Slow stencil texture on AMD - opengl

I'm trying to add soft shadows to a modified Doom3 engine using FBO + stencil texture attachment that I bind and use in the light interaction fragment shader.
It works good enough, but there's a serious performance problem on a Radeon 460 (I don't have other AMD GPU's but suspect it's same or worse since it's relatively new).

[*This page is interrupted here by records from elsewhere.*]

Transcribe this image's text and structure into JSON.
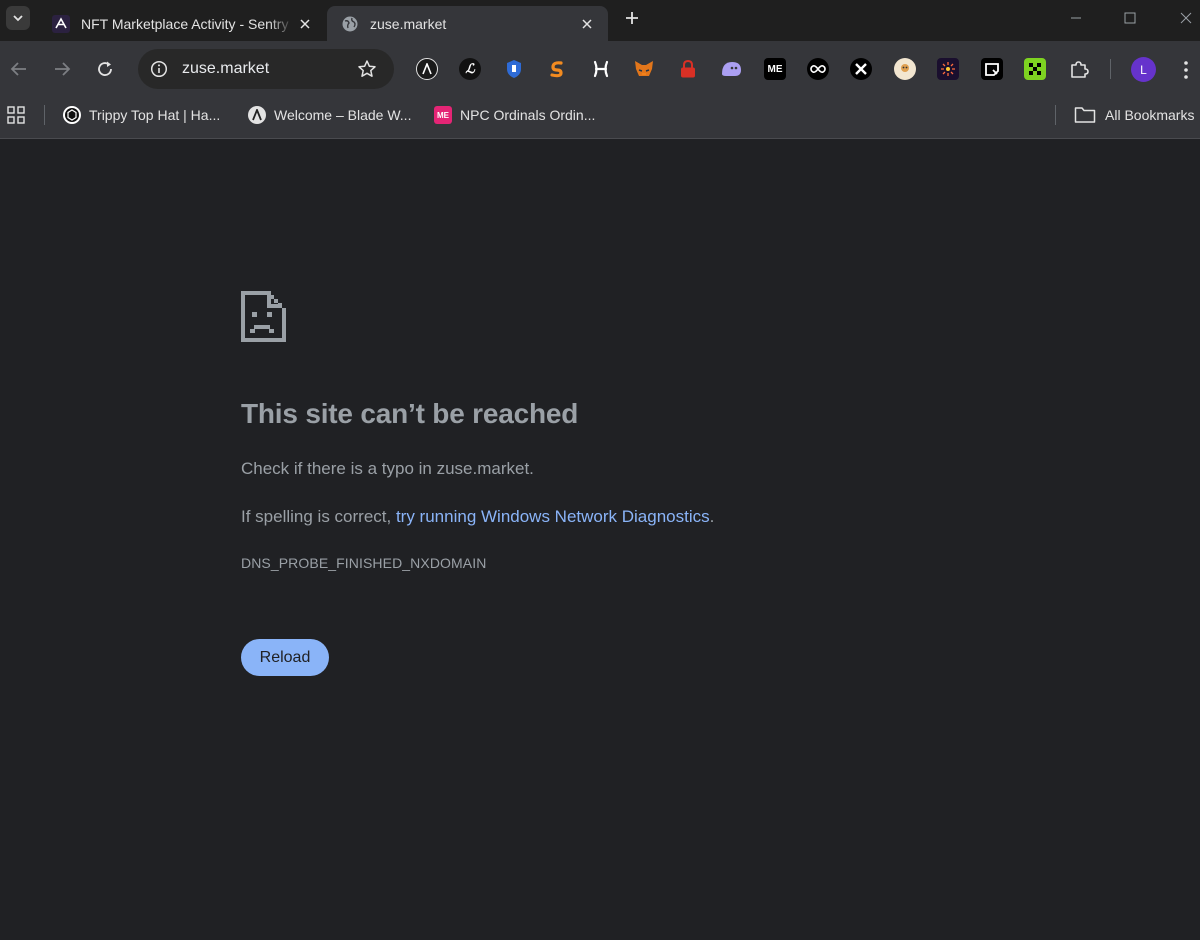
{
  "tabs": [
    {
      "title": "NFT Marketplace Activity - Sentry",
      "favicon": "sentry-logo-icon",
      "active": false
    },
    {
      "title": "zuse.market",
      "favicon": "globe-icon",
      "active": true
    }
  ],
  "toolbar": {
    "url": "zuse.market",
    "extensions": [
      "wallet-a-icon",
      "lace-icon",
      "vault-shield-icon",
      "s-swap-icon",
      "h-ext-icon",
      "metamask-fox-icon",
      "lock-icon",
      "ghost-icon",
      "magic-eden-icon",
      "infinity-icon",
      "x-cross-icon",
      "avatar-ext-icon",
      "sparkle-ext-icon",
      "q-ext-icon",
      "dice-icon",
      "puzzle-extensions-icon"
    ],
    "profile_initial": "L"
  },
  "bookmarks": {
    "items": [
      {
        "label": "Trippy Top Hat | Ha...",
        "icon": "hexagon-logo-icon"
      },
      {
        "label": "Welcome – Blade W...",
        "icon": "blade-logo-icon"
      },
      {
        "label": "NPC Ordinals Ordin...",
        "icon": "magic-eden-icon"
      }
    ],
    "all_label": "All Bookmarks"
  },
  "error": {
    "title": "This site can’t be reached",
    "line1": "Check if there is a typo in zuse.market.",
    "line2_prefix": "If spelling is correct, ",
    "line2_link": "try running Windows Network Diagnostics",
    "line2_suffix": ".",
    "code": "DNS_PROBE_FINISHED_NXDOMAIN",
    "reload_label": "Reload"
  },
  "colors": {
    "page_bg": "#202124",
    "text_muted": "#9aa0a6",
    "link": "#8ab4f8",
    "button_bg": "#8ab4f8"
  }
}
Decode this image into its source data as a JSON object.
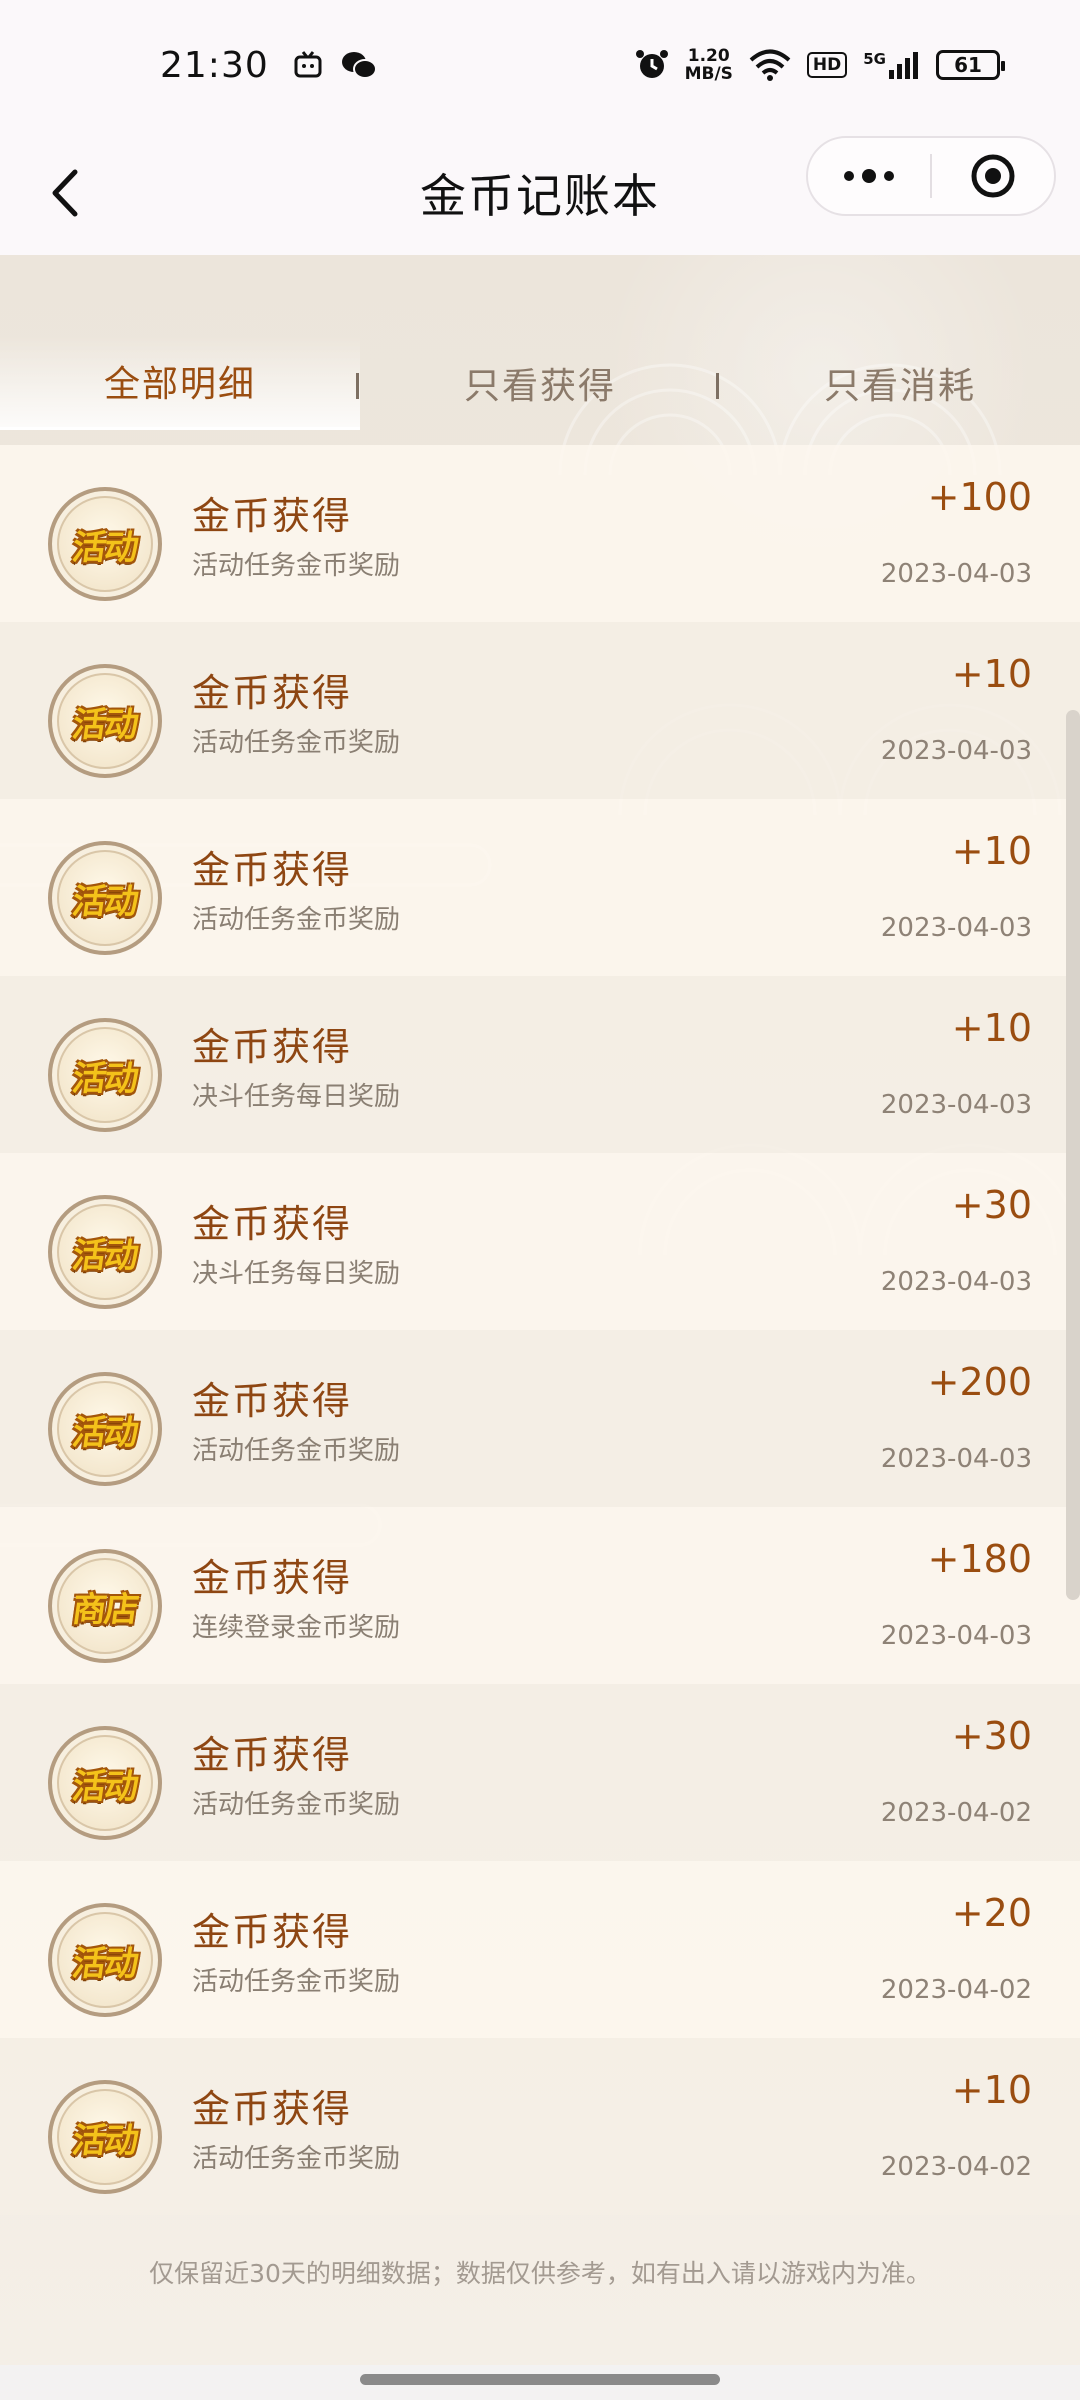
{
  "status_bar": {
    "time": "21:30",
    "net_speed_value": "1.20",
    "net_speed_unit": "MB/S",
    "hd": "HD",
    "network": "5G",
    "battery": "61"
  },
  "nav": {
    "title": "金币记账本"
  },
  "tabs": [
    {
      "label": "全部明细",
      "active": true
    },
    {
      "label": "只看获得",
      "active": false
    },
    {
      "label": "只看消耗",
      "active": false
    }
  ],
  "records": [
    {
      "badge": "活动",
      "title": "金币获得",
      "desc": "活动任务金币奖励",
      "amount": "+100",
      "date": "2023-04-03"
    },
    {
      "badge": "活动",
      "title": "金币获得",
      "desc": "活动任务金币奖励",
      "amount": "+10",
      "date": "2023-04-03"
    },
    {
      "badge": "活动",
      "title": "金币获得",
      "desc": "活动任务金币奖励",
      "amount": "+10",
      "date": "2023-04-03"
    },
    {
      "badge": "活动",
      "title": "金币获得",
      "desc": "决斗任务每日奖励",
      "amount": "+10",
      "date": "2023-04-03"
    },
    {
      "badge": "活动",
      "title": "金币获得",
      "desc": "决斗任务每日奖励",
      "amount": "+30",
      "date": "2023-04-03"
    },
    {
      "badge": "活动",
      "title": "金币获得",
      "desc": "活动任务金币奖励",
      "amount": "+200",
      "date": "2023-04-03"
    },
    {
      "badge": "商店",
      "title": "金币获得",
      "desc": "连续登录金币奖励",
      "amount": "+180",
      "date": "2023-04-03"
    },
    {
      "badge": "活动",
      "title": "金币获得",
      "desc": "活动任务金币奖励",
      "amount": "+30",
      "date": "2023-04-02"
    },
    {
      "badge": "活动",
      "title": "金币获得",
      "desc": "活动任务金币奖励",
      "amount": "+20",
      "date": "2023-04-02"
    },
    {
      "badge": "活动",
      "title": "金币获得",
      "desc": "活动任务金币奖励",
      "amount": "+10",
      "date": "2023-04-02"
    }
  ],
  "footer_note": "仅保留近30天的明细数据；数据仅供参考，如有出入请以游戏内为准。",
  "colors": {
    "accent": "#9a4d10",
    "badge_text": "#f4c21a",
    "background": "#f3eee6"
  },
  "icons": {
    "back": "chevron-left-icon",
    "more": "more-dots-icon",
    "close": "target-close-icon"
  }
}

I'm on the latest drivers.
The fps drop is so bad that it's actually faster to do qglCopyTexImage2D to another texture (per each light!) than bind the stencil texture used in FBO.
Another problem is that when I try to optimize qglCopyTexImage2D with qglCopyTexSubImage2D it's starting to flicker.
Any real-use advice on stencil texture from fellow programmers?
Both nVidia and Intel appear to perform well in regard of speed here.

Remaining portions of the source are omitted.